PIERINA dal fondo va sulla soglia del salotto a destra a farvi un cenno inosservata dai presenti. BATTISTINO ed ANTONIO entrano subito in scena dal salotto, e Pierina esce dal fondo. Detti.

Ant. — Ancora in veste da camera? Presto, presto a far toeletta tutti e due!
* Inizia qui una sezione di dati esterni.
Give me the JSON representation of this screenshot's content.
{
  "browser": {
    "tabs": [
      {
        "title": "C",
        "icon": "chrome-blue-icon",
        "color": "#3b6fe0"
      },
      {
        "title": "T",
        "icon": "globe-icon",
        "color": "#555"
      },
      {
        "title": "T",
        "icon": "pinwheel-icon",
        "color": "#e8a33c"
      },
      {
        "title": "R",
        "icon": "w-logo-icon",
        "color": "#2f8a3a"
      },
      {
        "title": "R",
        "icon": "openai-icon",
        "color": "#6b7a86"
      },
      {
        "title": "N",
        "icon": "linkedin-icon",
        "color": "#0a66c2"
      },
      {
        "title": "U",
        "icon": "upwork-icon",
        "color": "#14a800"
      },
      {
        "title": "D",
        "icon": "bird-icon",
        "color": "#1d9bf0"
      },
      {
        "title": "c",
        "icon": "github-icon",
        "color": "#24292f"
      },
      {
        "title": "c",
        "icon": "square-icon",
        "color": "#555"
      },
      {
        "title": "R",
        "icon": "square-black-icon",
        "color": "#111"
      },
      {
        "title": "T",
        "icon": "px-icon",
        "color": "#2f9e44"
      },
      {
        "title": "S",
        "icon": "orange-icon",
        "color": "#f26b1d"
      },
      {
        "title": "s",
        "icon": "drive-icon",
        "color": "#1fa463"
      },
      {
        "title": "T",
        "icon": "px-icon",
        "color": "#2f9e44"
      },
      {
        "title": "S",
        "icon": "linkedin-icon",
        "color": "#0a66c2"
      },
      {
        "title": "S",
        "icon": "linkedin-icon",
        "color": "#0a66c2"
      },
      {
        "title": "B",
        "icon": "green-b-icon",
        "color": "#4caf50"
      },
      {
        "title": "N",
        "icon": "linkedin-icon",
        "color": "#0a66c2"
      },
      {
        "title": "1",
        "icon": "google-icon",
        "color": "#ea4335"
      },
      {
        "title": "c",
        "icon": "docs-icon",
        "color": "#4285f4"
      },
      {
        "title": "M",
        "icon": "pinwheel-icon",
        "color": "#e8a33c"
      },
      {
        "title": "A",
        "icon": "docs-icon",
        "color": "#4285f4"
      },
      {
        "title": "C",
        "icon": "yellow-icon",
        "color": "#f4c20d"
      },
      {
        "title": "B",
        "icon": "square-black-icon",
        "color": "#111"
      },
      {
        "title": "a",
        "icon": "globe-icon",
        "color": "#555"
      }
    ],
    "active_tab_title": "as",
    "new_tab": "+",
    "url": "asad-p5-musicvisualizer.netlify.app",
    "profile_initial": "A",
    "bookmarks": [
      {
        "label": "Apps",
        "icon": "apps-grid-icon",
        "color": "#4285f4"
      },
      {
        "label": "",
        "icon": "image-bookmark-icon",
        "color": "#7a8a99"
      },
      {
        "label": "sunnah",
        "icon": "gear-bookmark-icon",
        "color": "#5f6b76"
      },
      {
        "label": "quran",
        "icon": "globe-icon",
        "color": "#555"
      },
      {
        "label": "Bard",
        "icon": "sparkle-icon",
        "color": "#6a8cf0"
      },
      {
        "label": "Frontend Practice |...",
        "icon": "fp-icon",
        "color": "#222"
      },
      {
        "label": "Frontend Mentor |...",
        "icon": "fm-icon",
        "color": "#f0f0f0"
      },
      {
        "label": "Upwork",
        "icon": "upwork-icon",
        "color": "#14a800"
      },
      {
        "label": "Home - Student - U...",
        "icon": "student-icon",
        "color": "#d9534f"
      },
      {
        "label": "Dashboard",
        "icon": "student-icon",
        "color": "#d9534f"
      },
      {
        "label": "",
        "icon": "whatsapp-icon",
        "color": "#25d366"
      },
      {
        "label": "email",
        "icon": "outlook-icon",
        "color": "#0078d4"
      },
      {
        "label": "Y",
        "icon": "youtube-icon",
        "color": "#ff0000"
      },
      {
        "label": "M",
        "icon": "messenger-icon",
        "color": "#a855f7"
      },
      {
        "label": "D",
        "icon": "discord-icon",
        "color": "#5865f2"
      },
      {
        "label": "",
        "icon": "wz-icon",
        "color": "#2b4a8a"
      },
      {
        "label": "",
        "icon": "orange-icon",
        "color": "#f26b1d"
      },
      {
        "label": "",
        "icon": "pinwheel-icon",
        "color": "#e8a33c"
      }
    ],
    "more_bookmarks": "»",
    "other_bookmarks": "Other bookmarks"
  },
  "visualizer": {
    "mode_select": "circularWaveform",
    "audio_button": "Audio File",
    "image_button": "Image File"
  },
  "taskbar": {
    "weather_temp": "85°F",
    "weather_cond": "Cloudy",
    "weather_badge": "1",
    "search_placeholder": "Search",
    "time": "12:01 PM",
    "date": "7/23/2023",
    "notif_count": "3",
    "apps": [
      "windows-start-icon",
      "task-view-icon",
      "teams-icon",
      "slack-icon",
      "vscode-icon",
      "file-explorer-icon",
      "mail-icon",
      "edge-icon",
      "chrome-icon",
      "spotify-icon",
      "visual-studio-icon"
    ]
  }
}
Gold. — Tanto non viene nessuno a vederci...

Batt. — Nessuno? (piglia Nicoletta per mano e la porta ad origliare alla porta del salotto).

Ant. — Nessuno? (fa lo stesso con Carlo).

Gold. (contentissimo). — Ma lì c'è molta gente!...

Nicol. — Uomini e donne!...

Ant. e Batt. (impedendo loro di aprire). — A vestirvi! A vestirvi!

Gold. e Nicol. — Ma chi sono? Chi sono?

Ant. — Mistero!

Gold. (a Nicoletta). — Mistero! A vestirci! (ritornando a Batt.). — Ma come li tratterete tutti questi buoni amici che si ricordano ancora di noi?

Batt. — Mistero!

Gold. — Ah birbone, ora capisco il ritorno di Corneille! — Andiamo. Nicoletta, andiamo a farci più belli, se è possibile... Mi sento ringiovanire! La vostra bella manina, cittadina!

Ant. — Cittadina? Dunque anche tu ti fai rivoluzionario?

Gold. — Lo sono sempre stato in arte! Cento di questi giorni, cittadina: per quest'anno ancora a Parigi; ma l'anno venturo sicuramente a Venezia!

Nicol., Batt., Ant. (con vivissima curiosità). — A Venezia?

Gold. (rifacendo le mosse di Antonio e Battista e canzonando e ridendo mentre trae via con sè nella sua stanza Nicoletta). — Mistero! Profondo mistero!

Fine del primo atto.

INTERMEZZO

La sala del primo atto, senza il tavolo. I due paraventi distesi, l'uno partendo dal cembalo e l'altro dalla prima quinta al proscenio, in modo da formare un angolo; lo spazio racchiuso in esso servirà poi di teatrino per la recita del prologo e del Burbero benefico. Dinnanzi a questa scena tuttora chiusa, il canapè, dietro il canapè le seggiole per gli invitati, disposte in modo da riempire la parte destra della scena. Sugli stipi in fondo l'occorrente per servire rinfreschi, i mazzi di fiori ed i regali portati dagli amici.